Overloaded Welfare Systems
The immigration crisis describes the tragedy of people forced into refuge – but it also shows how the European people have been tricked by foolish policies.
The warfare in Iraq, Afghanistan, Libya, and Syria have to a large extent been the result of Western military intervention, as an alleged preventive solution for worse outcomes. This policy has been carried out from three big centers: Washington, London and Tel Aviv, whereby political leaders in Europe have been carried along. While the aforementioned centers are relatively shielded from destabilizing domino effects, it is the European countries with the most liberal welfare policies that take the heaviest toll.
Asylum policies do first and foremost define a system for helping humans recognized with refugee status, originally on a political basis. As no nation has infinite resources or infinite tax incomes, the debate necessarily arises: What is the best possible use of resources for solving the problem?
High-cost countries cause expensive domestic solutions. Their welfare systems and cost of living are based on a strong economy and a gradual development of infrastructure within predictable borders.
All Western countries experience a declining number of jobs and increased pension costs. This is due to offshoring industries, a growing mountain of debt and a somewhat top-heavy population pyramid. Mass immigration of people that need jobs, support, and places of residence, who in addition require considerable resources for integration, will, therefore, escalate the challenge.
Chief economist Kyrre M. Knudsen explains how asylum costs can be positive for the nation. It’s being pointed out that the spending is a stimulus to the national economy in regards to who receive the support, the money that is dispersed into society and new type of jobs that’s being created.
An economic argument claims that if a person breaks a shop window, the money paid to the glazier to repair the window will later be spent on buying goods within the local economy. From this view, breaking windows are thus believed to stimulate the economy. However, the French liberal economist Frédéric Bastiat explained the paradox which also is called “the broken window fallacy“. What isn’t taken into account is that the broken window has indebted the shop owner with a cost that otherwise could have been spent on productive or long term purposes.
Swedish professor of statistics, Hans Rossling, mentioned in a TV interview that it is 50 times as expensive to help the 5% that reach Europe compared to the local regions. Many of those who need to help the most remain in UN’s underfinanced refugee camps. Still, Rossling then uses these numbers as an argument for an even more liberal asylum policy in Europe, instead of increased aid to the local regions. [2019 comment: Look at Sweden’s immigration related problems now]
The costs inflicted upon the welfare systems and during crisis ends up being enforced upon ordinary people, that is, what some describe as the decreasing middle class or the poor working class. One can look to the financial crisis as an example. The US economist Paul Krugman gave the following critique in New York Times in 2013:
“Wall Street was bought out, while workers and house owners were left to themselves. Our so-called economic recoveries have done nothing for ordinary people, while incomes at the top have sky rocketed, where pretty much all progress between 2009 to 2012 has been at the top percentage” (from the appendix in the book “Debt – How the West fooled itself”).
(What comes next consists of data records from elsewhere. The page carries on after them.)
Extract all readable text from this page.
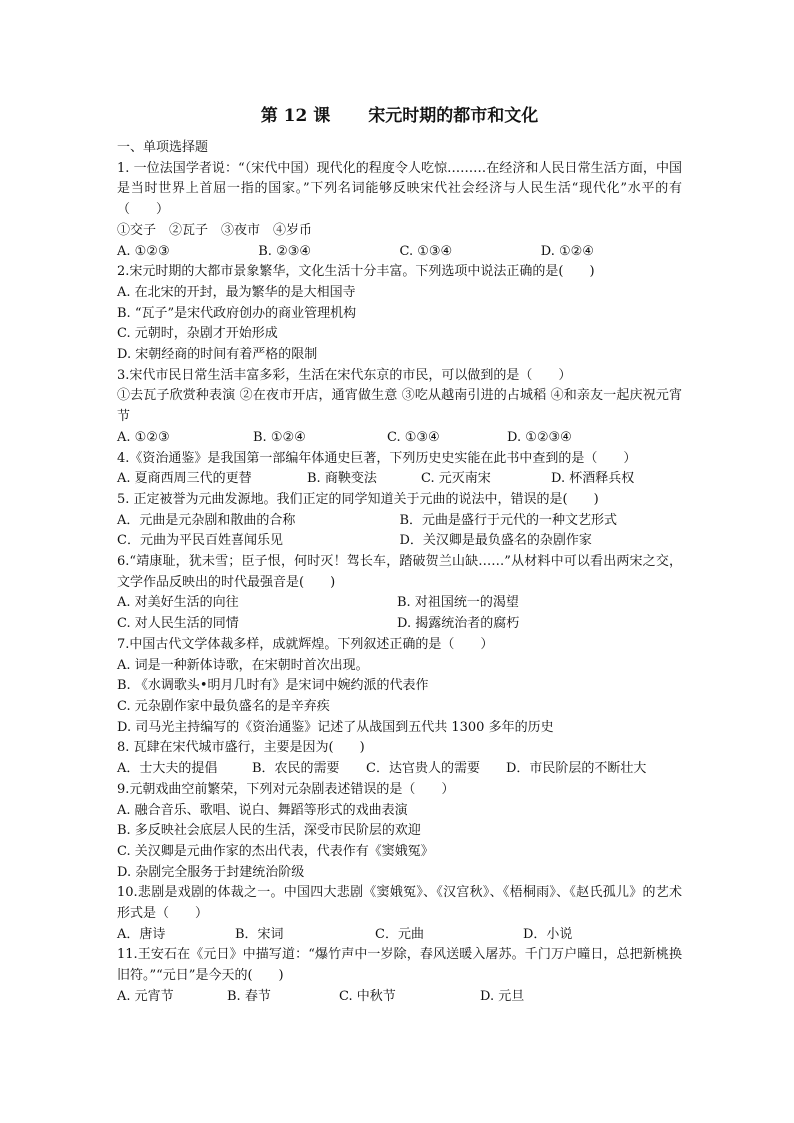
第 12 课 宋元时期的都市和文化

一、单项选择题

1. 一位法国学者说：“（宋代中国）现代化的程度令人吃惊………在经济和人民日常生活方面，中国是当时世界上首屈一指的国家。”下列名词能够反映宋代社会经济与人民生活“现代化”水平的有（　　）

①交子　②瓦子　③夜市　④岁币

A. ①②③	B. ②③④	C. ①③④	D. ①②④

2.宋元时期的大都市景象繁华，文化生活十分丰富。下列选项中说法正确的是(　　)

A. 在北宋的开封，最为繁华的是大相国寺

B. “瓦子”是宋代政府创办的商业管理机构

C. 元朝时，杂剧才开始形成

D. 宋朝经商的时间有着严格的限制

3.宋代市民日常生活丰富多彩，生活在宋代东京的市民，可以做到的是（　　）

①去瓦子欣赏种表演 ②在夜市开店，通宵做生意 ③吃从越南引进的占城稻 ④和亲友一起庆祝元宵节

A. ①②③	B. ①②④	C. ①③④	D. ①②③④

4.《资治通鉴》是我国第一部编年体通史巨著，下列历史史实能在此书中查到的是（　　）

A. 夏商西周三代的更替	B. 商鞅变法	C. 元灭南宋	D. 杯酒释兵权

5. 正定被誉为元曲发源地。我们正定的同学知道关于元曲的说法中，错误的是(　　)

A．元曲是元杂剧和散曲的合称	B．元曲是盛行于元代的一种文艺形式
C．元曲为平民百姓喜闻乐见	D．关汉卿是最负盛名的杂剧作家

6.“靖康耻，犹未雪；臣子恨，何时灭！驾长车，踏破贺兰山缺……”从材料中可以看出两宋之交，文学作品反映出的时代最强音是(　　)

A. 对美好生活的向往	B. 对祖国统一的渴望
C. 对人民生活的同情	D. 揭露统治者的腐朽

7.中国古代文学体裁多样，成就辉煌。下列叙述正确的是（　　）

A. 词是一种新体诗歌，在宋朝时首次出现。

B. 《水调歌头•明月几时有》是宋词中婉约派的代表作

C. 元杂剧作家中最负盛名的是辛弃疾

D. 司马光主持编写的《资治通鉴》记述了从战国到五代共 1300 多年的历史

8. 瓦肆在宋代城市盛行，主要是因为(　　)

A．士大夫的提倡	B．农民的需要	C．达官贵人的需要	D．市民阶层的不断壮大

9.元朝戏曲空前繁荣，下列对元杂剧表述错误的是（　　）

A. 融合音乐、歌唱、说白、舞蹈等形式的戏曲表演

B. 多反映社会底层人民的生活，深受市民阶层的欢迎

C. 关汉卿是元曲作家的杰出代表，代表作有《窦娥冤》

D. 杂剧完全服务于封建统治阶级

10.悲剧是戏剧的体裁之一。中国四大悲剧《窦娥冤》、《汉宫秋》、《梧桐雨》、《赵氏孤儿》的艺术形式是（　　）

A．唐诗	B．宋词	C．元曲	D．小说

11.王安石在《元日》中描写道：“爆竹声中一岁除，春风送暖入屠苏。千门万户曈日，总把新桃换旧符。”“元日”是今天的(　　)

A. 元宵节	B. 春节	C. 中秋节	D. 元旦
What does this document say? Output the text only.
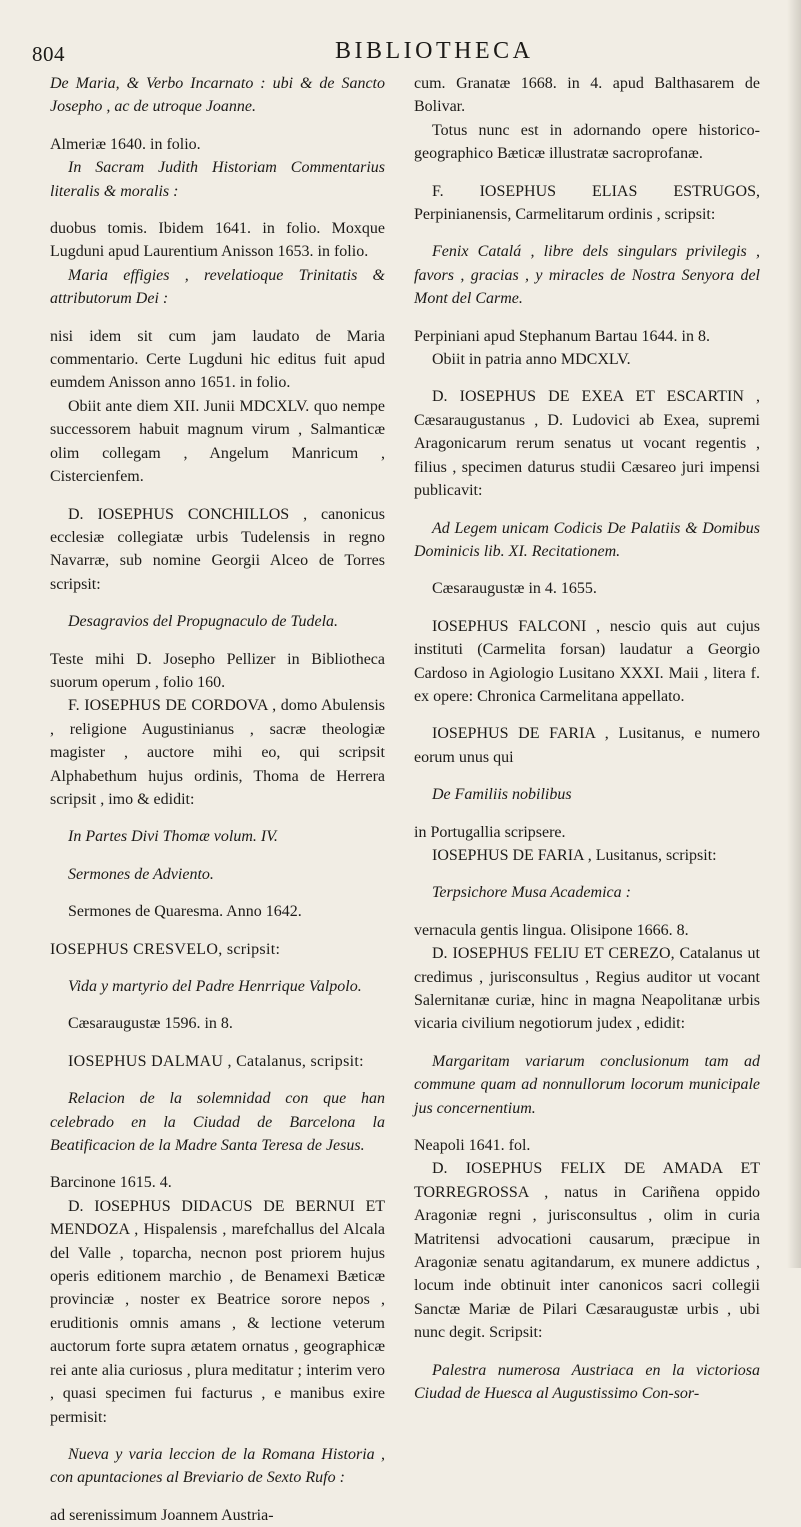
804	BIBLIOTHECA

De Maria, & Verbo Incarnato : ubi & de Sancto Josepho , ac de utroque Joanne.

Almeriæ 1640. in folio.

In Sacram Judith Historiam Commentarius literalis & moralis :

duobus tomis. Ibidem 1641. in folio. Moxque Lugduni apud Laurentium Anisson 1653. in folio.

Maria effigies , revelatioque Trinitatis & attributorum Dei :

nisi idem sit cum jam laudato de Maria commentario. Certe Lugduni hic editus fuit apud eumdem Anisson anno 1651. in folio.

Obiit ante diem XII. Junii MDCXLV. quo nempe successorem habuit magnum virum , Salmanticæ olim collegam , Angelum Manricum , Cistercienfem.

D. IOSEPHUS CONCHILLOS , canonicus ecclesiæ collegiatæ urbis Tudelensis in regno Navarræ, sub nomine Georgii Alceo de Torres scripsit:

Desagravios del Propugnaculo de Tudela.

Teste mihi D. Josepho Pellizer in Bibliotheca suorum operum , folio 160.

F. IOSEPHUS DE CORDOVA , domo Abulensis , religione Augustinianus , sacræ theologiæ magister , auctore mihi eo, qui scripsit Alphabethum hujus ordinis, Thoma de Herrera scripsit , imo & edidit:

In Partes Divi Thomæ volum. IV.

Sermones de Adviento.

Sermones de Quaresma. Anno 1642.

IOSEPHUS CRESVELO, scripsit:

Vida y martyrio del Padre Henrrique Valpolo.

Cæsaraugustæ 1596. in 8.

IOSEPHUS DALMAU , Catalanus, scripsit:

Relacion de la solemnidad con que han celebrado en la Ciudad de Barcelona la Beatificacion de la Madre Santa Teresa de Jesus.

Barcinone 1615. 4.

D. IOSEPHUS DIDACUS DE BERNUI ET MENDOZA , Hispalensis , marefchallus del Alcala del Valle , toparcha, necnon post priorem hujus operis editionem marchio , de Benamexi Bæticæ provinciæ , noster ex Beatrice sorore nepos , eruditionis omnis amans , & lectione veterum auctorum forte supra ætatem ornatus , geographicæ rei ante alia curiosus , plura meditatur ; interim vero , quasi specimen fui facturus , e manibus exire permisit:

Nueva y varia leccion de la Romana Historia , con apuntaciones al Breviario de Sexto Rufo :

ad serenissimum Joannem Austria-

cum. Granatæ 1668. in 4. apud Balthasarem de Bolivar.

Totus nunc est in adornando opere historico-geographico Bæticæ illustratæ sacroprofanæ.

F. IOSEPHUS ELIAS ESTRUGOS, Perpinianensis, Carmelitarum ordinis , scripsit:

Fenix Catalá , libre dels singulars privilegis , favors , gracias , y miracles de Nostra Senyora del Mont del Carme.

Perpiniani apud Stephanum Bartau 1644. in 8.

Obiit in patria anno MDCXLV.

D. IOSEPHUS DE EXEA ET ESCARTIN , Cæsaraugustanus , D. Ludovici ab Exea, supremi Aragonicarum rerum senatus ut vocant regentis , filius , specimen daturus studii Cæsareo juri impensi publicavit:

Ad Legem unicam Codicis De Palatiis & Domibus Dominicis lib. XI. Recitationem.

Cæsaraugustæ in 4. 1655.

IOSEPHUS FALCONI , nescio quis aut cujus instituti (Carmelita forsan) laudatur a Georgio Cardoso in Agiologio Lusitano XXXI. Maii , litera f. ex opere: Chronica Carmelitana appellato.

IOSEPHUS DE FARIA , Lusitanus, e numero eorum unus qui

De Familiis nobilibus

in Portugallia scripsere.

IOSEPHUS DE FARIA , Lusitanus, scripsit:

Terpsichore Musa Academica :

vernacula gentis lingua. Olisipone 1666. 8.

D. IOSEPHUS FELIU ET CEREZO, Catalanus ut credimus , jurisconsultus , Regius auditor ut vocant Salernitanæ curiæ, hinc in magna Neapolitanæ urbis vicaria civilium negotiorum judex , edidit:

Margaritam variarum conclusionum tam ad commune quam ad nonnullorum locorum municipale jus concernentium.

Neapoli 1641. fol.

D. IOSEPHUS FELIX DE AMADA ET TORREGROSSA , natus in Cariñena oppido Aragoniæ regni , jurisconsultus , olim in curia Matritensi advocationi causarum, præcipue in Aragoniæ senatu agitandarum, ex munere addictus , locum inde obtinuit inter canonicos sacri collegii Sanctæ Mariæ de Pilari Cæsaraugustæ urbis , ubi nunc degit. Scripsit:

Palestra numerosa Austriaca en la victoriosa Ciudad de Huesca al Augustissimo Con-sor-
It’s doubtfully politicians, banking systems, corporations or the richest percentage that ends up paying for the situation occurring now either. Quite the contrary, as has been pointed out in a Norwegian newspaper, there are numerous private actors that have high earnings from the crisis: so-called “asylum barons”, hotels, airlines, taxi companies etc. In addition, the banking sector gets new debtors, perhaps a new form of subprime as it startet in the US.
But who can blame them – it’s just about supply and (explosive) demand in a high-cost country. This is an example of social democratic policies being forced to overpay private actors with public funds. Any critique can be disarmed by claiming it’s being done on the basis of good values – independently of how unfair or costly the solutions are.
Increased social expenses will cause other public tasks getting less funding, unless revenues increase proportionally – which they don’t.
In addition, today’s EU delivers neither safety nor economic progress, as Christian Anton Smedshaug writes in a column. Mass immigration will also force politicians to make unpopular cuts relatively soon, instead of the original hope of postponing it.
The capacity of welfare systems ought to have been clearly defined, and politicians should have a realistic picture of the longterm consequences of various loads. [Note: In 2017, a year after this article was written, the government requested this from the Central Bureau of Statistics and received a report stating the quite obvious yet, for the media, controversial]. Expenditure and resource management are not without significance for the many that need help nor for tomorrow’s society who will bear the costs.
At the same time, it seems like there is an ongoing destabilizing war against European economy, its currency, and welfare systems – while others domestically are getting wealthy in the process. A possible way out of this is to ensure the protection of national sovereignty and redesign welfare systems, asylum policies, and foreign aid policies in accordance with real problem-solving. Last but not least, European countries should break loose from neoconservative war policies, which is much of the reason for today’s problem.